02. Terror

216 6 1
                                    

Tama yang baru saja menyelesaikan pekerjaannya turun menuju lantai satu. Rencananya dia akan memasak karena perutnya sedikit lapar.

Tama tinggal sendiri di rumah yang besar. Satu minggu sebelum meninggalnya sang ibu Tama sempat mengajak Lili menginap jarang-jarang jika ada waktu. Rumah ini adalah peninggalan sang ayah, tepat setelah menikah kakak Tama juga memilih pindah rumah.

Ayah Tama sendiri sudah meninggal sebelum Tama lahir ke dunia. Beruntung ada kakaknya Biyan yang menggatikan posisi ayahnya di umur lima belas tahun. Maka karena jasa besar itu, Tama selalu menghormati Biyan lebih dari siapapun.

Soal pelayan, Tama sedang menyuruh mereka semua libur. Tampaknya hanya bukan keluarga besar Tama yang berduka, tapi para pelayan yang memang sudah bekerja secara turun-temurun dari leluhurnya. Mereka memang dikenal sangat setia, konon karena kebaikan keluarga Tama yang memang tidak ada habisnya.

Melihat ruang tengah sedikit berantakan, Tama berjalan untuk menumpuk beberapa majalah serta mengambil beberapa bungkus makanan yang sudah tidak ada isinya.

Kebetulan ruang tengah dekat dengan pintu utama. Jadi saat Tama berberes sebentar, ia melihat dengan jelas pintu yang sebelumnya sudah dikunci tiba-tiba terbuka lebar dibarengi hembusan angin yang kencang.

Tama sempat membelalak terkejut. Tapi dengan cepat pikiran buruknya ditepis. "Mungkin tadi aku memutar kuncinya kurang kencang," gumam Tama yang berdiri untuk mengunci pintu langsung.

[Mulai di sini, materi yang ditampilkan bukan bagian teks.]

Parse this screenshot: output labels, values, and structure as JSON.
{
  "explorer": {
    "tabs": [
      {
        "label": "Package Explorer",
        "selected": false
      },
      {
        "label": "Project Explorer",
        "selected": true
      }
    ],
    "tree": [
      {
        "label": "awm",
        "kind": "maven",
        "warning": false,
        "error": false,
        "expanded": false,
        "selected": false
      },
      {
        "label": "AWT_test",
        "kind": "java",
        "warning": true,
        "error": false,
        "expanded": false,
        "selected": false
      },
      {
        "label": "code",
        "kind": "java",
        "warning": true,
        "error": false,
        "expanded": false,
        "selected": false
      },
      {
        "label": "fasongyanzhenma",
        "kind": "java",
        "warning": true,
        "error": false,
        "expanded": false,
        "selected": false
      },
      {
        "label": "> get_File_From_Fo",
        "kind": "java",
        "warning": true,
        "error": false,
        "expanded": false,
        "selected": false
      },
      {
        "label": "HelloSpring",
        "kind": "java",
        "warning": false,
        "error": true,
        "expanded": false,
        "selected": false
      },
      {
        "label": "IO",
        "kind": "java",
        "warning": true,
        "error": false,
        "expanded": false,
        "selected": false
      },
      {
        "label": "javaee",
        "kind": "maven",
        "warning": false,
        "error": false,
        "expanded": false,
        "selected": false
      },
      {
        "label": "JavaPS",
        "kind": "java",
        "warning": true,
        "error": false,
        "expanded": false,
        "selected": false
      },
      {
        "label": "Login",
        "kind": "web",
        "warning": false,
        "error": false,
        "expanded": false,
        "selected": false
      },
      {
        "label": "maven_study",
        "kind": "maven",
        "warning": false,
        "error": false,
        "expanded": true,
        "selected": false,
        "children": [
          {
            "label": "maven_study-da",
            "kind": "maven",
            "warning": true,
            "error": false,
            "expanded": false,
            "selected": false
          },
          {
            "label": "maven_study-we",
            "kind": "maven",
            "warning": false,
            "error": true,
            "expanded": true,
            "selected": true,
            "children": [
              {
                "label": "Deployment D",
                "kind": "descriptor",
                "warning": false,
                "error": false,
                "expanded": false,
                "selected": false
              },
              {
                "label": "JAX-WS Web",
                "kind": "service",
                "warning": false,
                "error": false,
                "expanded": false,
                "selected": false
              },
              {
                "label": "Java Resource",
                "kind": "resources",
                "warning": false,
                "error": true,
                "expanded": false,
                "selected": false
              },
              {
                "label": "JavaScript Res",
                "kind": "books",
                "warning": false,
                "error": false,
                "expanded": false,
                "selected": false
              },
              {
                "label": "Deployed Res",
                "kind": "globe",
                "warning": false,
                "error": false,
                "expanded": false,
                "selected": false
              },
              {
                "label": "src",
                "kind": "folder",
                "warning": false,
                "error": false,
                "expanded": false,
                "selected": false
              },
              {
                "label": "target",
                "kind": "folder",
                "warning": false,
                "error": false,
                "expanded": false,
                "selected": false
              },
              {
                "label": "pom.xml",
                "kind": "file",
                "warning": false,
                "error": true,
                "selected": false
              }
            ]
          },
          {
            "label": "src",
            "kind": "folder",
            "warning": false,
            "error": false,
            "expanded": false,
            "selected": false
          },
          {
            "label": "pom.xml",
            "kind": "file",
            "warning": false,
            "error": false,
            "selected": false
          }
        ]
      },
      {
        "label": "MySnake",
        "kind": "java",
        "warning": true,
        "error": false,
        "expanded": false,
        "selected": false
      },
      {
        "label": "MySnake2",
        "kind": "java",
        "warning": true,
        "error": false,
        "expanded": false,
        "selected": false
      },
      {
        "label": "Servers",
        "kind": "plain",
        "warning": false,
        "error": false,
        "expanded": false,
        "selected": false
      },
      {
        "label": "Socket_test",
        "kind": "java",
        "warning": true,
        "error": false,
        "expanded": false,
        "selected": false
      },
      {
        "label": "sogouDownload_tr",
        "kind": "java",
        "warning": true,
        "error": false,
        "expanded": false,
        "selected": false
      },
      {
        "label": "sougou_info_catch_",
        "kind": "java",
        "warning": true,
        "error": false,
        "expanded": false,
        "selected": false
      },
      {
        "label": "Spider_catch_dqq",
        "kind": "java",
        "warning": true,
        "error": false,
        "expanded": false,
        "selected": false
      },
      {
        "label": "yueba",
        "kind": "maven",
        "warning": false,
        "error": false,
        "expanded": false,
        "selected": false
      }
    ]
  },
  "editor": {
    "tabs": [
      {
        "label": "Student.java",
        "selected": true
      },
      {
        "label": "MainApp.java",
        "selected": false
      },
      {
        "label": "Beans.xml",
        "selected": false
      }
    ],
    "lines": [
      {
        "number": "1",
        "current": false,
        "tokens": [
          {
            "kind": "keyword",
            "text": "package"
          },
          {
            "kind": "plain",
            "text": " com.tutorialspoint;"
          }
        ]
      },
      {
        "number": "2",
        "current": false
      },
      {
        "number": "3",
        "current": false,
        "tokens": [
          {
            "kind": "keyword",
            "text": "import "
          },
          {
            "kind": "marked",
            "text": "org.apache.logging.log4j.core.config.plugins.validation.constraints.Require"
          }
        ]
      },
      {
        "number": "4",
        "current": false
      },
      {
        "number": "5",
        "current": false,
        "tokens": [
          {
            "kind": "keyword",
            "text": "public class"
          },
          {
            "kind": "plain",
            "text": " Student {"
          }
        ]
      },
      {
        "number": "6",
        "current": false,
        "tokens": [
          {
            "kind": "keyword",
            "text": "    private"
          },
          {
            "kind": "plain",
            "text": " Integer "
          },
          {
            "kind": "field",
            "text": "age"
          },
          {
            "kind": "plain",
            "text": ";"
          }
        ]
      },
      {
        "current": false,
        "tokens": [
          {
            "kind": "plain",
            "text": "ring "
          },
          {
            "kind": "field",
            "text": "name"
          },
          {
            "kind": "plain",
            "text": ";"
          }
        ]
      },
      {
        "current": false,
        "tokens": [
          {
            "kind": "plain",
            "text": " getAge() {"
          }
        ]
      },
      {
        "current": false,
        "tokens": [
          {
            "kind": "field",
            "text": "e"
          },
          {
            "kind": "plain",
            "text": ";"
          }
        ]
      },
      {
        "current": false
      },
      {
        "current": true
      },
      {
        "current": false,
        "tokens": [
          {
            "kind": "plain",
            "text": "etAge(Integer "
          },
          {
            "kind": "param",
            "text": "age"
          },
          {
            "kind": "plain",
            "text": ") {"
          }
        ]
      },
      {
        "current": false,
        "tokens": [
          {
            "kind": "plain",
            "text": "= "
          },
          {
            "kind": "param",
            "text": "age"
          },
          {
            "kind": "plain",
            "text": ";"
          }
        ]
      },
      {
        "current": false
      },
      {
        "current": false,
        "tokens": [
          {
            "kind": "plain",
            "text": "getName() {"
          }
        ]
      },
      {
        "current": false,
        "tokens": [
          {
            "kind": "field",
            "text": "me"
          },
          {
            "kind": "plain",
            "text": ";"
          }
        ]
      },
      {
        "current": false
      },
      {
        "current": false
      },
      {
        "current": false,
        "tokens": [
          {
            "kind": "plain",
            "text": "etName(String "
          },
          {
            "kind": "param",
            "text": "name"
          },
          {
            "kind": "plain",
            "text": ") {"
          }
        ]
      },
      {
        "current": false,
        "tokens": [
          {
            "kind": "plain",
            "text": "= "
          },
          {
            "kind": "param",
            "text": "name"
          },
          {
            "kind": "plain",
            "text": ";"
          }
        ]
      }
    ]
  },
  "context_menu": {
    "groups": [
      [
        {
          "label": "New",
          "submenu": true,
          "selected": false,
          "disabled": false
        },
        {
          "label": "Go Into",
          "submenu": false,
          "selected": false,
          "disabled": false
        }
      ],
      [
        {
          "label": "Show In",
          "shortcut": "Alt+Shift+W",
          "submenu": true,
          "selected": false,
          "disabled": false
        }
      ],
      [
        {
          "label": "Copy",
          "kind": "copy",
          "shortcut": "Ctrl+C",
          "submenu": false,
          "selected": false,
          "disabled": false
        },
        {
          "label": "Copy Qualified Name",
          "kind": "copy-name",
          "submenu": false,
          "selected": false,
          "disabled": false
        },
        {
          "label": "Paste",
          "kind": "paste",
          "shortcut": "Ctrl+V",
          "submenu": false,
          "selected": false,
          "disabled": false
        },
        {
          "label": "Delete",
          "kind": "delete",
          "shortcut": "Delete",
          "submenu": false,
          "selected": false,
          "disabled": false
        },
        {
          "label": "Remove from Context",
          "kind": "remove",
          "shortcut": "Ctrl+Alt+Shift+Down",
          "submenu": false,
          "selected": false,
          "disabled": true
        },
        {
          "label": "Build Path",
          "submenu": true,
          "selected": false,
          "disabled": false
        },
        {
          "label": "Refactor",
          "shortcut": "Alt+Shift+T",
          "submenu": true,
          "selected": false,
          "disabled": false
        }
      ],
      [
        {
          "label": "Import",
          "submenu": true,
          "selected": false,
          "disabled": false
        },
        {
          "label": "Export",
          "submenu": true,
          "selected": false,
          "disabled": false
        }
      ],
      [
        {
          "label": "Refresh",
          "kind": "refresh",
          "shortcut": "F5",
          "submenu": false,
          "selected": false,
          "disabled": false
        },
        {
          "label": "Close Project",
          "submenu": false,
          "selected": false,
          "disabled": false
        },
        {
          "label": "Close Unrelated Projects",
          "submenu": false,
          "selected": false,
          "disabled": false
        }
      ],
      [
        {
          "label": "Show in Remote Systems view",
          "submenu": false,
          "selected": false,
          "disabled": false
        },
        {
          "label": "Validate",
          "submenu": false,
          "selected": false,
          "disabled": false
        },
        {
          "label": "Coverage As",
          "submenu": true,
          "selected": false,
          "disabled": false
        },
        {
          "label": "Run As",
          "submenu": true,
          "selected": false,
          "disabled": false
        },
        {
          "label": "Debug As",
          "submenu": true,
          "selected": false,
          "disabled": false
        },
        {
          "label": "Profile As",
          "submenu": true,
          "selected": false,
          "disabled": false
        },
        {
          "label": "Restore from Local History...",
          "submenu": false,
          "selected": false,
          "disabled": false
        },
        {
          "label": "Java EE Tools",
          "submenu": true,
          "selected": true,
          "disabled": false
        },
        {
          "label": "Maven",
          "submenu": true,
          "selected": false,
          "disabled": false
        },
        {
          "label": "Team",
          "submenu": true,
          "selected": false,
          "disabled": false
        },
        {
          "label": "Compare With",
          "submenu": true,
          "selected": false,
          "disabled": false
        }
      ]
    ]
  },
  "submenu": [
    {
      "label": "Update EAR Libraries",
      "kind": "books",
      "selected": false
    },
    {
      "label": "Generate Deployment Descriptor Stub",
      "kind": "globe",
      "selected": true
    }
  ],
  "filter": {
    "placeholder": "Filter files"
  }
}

Samar-samar Tama melihat seorang perempuan sedang berdiri di luar dengan baju merah dan rambut tergerai. Posisi perempuan itu sedang membelakangi Tama.

Tama yang awalnya hanya berjalan dengan tangan kosong langsung mengambil payung yang ada di sudut ruangan. Ia berjalan sedikit mengedap-ngedap takut jika yang dilihatnya adalah maling yang sedang menyamar.

Langkah Tama semakin dekat semakin ragu. Setelah penglihatannya dengan jelas melibat yang ada di depan pintu benar-benar sosok perempuan. Perawakannya cantik, tingginya jenjang, menggunakan baju pengantin berbahan kain sutra yang dijahit rapi.

"Lili, kamu ngerjain, Om?" Walaupun dalam hati Tama tidak yakin itu Lili, ia tetap bertanya dengan nada ragu.

"Om tidak takut, ya!" ujar Tama, ia melihat gadis itu sama sekali tidak bergerak, tapi pada saat kaki Tama menyetuh ambang pintu, wanita itu menghilang menjadi kumpulan asap.

Saking kagetnya Tama, ia sampai melemparkan payung dan jatuh terduduk.

"Ini bukan mimpi," batinnya sambil melotot tajam melihat tempat tadi wanita itu berdiri telah kosong.

Napas Tama ngos-ngosan seperti sehabis lari maraton. Bulir-bulir keringat jatuh dari pelipisnya.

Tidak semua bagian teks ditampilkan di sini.